The photograph stood at an angle, in a wooden frame, on a dresser across from Sarah’s bed.

A few years ago, after Zachary died, Sarah removed the photograph from a trunk in the attic, from beneath the books which concealed it, and put it next to the snapshot of she and Zachary and Melanie on the canopied lawn glider. Zachary was a good husband, a loving one, but a man of rigid discipline and conservative principles who would never have understood.

Sarah’s eyes became distant, her concentration so intense she took on the unseeing stare of the blind — a signal to those who knew her that she was making up her mind about something. Then she sat up decisively, and swung her stiffened legs over the side of the bed. Her shawl slipped from her shoulders. She paused briefly to retrieve it, and marshall her strength. The dresser, once a few quick steps away, was an arduous journey now. She struggled to a standing position, and shuffled toward it. The room began whirling around her. Lately, every movement, no matter how measured, made her dizzy, and she despised being so feeble.

“Dammit, Zack,” she complained aloud in a dry, little-used voice, “I hadn’t planned on dying angry — let alone angry at myself.”

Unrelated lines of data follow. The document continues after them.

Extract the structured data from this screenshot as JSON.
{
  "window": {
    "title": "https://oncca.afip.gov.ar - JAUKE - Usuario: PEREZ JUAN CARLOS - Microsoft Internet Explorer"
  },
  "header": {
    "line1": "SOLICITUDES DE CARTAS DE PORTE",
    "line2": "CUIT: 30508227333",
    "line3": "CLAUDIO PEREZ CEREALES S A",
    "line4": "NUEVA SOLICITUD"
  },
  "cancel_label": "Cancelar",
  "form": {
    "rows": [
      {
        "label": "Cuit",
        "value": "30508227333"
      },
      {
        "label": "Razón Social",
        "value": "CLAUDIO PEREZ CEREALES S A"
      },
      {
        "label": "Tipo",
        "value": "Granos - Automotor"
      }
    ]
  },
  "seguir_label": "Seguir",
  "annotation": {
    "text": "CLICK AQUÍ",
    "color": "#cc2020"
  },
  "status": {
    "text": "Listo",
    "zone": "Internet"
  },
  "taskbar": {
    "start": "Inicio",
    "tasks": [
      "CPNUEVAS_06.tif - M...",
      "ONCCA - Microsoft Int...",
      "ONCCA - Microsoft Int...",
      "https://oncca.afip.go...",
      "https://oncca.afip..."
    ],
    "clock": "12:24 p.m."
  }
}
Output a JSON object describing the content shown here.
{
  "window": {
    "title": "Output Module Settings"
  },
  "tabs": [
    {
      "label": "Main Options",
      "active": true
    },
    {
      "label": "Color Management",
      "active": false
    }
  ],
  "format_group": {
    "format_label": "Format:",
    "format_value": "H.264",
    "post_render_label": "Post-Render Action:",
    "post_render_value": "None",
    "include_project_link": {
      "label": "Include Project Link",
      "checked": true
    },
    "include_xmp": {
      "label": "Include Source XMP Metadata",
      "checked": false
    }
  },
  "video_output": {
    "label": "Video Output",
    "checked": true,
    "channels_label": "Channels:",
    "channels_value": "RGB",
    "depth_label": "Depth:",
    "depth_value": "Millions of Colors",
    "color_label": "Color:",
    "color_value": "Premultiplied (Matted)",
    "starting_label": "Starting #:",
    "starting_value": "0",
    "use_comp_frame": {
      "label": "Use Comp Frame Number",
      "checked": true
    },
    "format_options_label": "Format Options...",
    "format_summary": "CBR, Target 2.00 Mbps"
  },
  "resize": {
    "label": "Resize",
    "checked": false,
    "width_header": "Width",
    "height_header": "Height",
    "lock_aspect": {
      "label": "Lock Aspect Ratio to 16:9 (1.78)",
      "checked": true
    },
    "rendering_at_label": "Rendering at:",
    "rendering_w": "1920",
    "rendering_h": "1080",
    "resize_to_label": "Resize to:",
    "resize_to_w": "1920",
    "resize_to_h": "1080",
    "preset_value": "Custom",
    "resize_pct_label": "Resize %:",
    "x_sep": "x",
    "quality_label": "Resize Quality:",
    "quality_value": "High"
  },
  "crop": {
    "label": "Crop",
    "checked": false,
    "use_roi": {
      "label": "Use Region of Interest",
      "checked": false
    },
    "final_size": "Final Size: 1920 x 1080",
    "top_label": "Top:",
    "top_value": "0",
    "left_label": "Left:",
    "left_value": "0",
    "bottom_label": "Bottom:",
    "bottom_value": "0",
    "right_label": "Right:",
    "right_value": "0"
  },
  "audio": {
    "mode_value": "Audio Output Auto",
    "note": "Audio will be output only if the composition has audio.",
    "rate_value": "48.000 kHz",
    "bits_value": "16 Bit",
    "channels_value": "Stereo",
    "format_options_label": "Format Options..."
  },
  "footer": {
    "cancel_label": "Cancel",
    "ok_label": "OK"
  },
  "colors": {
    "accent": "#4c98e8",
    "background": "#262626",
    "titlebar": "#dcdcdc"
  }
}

Sarah steadied herself against the dresser, grasped the photograph, and turned it facedown. It had a brown paper backing that was glued to the edges of the frame. She pierced it with a nail, and hooked her finger in the opening, ripping a jagged line to a corner. Her fingers slipped between the backing and the photograph, searching for what she had hidden there half a lifetime ago.

Her heart pounded with anticipation and the fear of uncertainty. Maybe it wasn’t there? Maybe Zachary had found it and couldn’t bring himself to confront her? Maybe she had underestimated him, and he could have handled it? God, the thought of being married to someone all those years and not knowing him terrified her now. Sarah’s pulse rate soared. Her face flushed vermilion, warmer than in summer when she sat close to the window, her head thrown back, taking the sun.

She removed the backing completely, revealing an aged white envelope. The flap was sealed. The stamps cancelled and postmarked, Concord, New Hampshire, January 17, 1946. The letter was addressed to:

Gillette Blue

Allied Forces Headquarters

Sector 43-N, Florence, Italy.

Gillette Blue was the code name assigned to an OSS operative by the American Military Command during WWII. And Sarah knew, so addressed, the letter had the best chance of reaching the right person. Surely, Army personnel — who in tribute to his cool, finely honed intelligence had referred to him as “that guy with the mind like a razor” and code-named him accordingly — would see it properly delivered. Yet, stamped in red across Sarah’s precise, flowing script were the words:

ADDRESSEE UNKNOWN/RETURN TO SENDER.

At the time Sarah wrote the letter, she and Zachary, a carpenter by trade, had been married almost four years. They’d spent the first in a trailer while Zachary built their house. The second and third they had been apart — he in the Pacific with the Marines, she in Europe with the Red Cross. They had completed their service tours and returned to Dunbarton within weeks of each other, and those days in the spring of 1945 were the happiest of their lives. Shortly before Christmas of that year, Sarah gave birth to Melanie.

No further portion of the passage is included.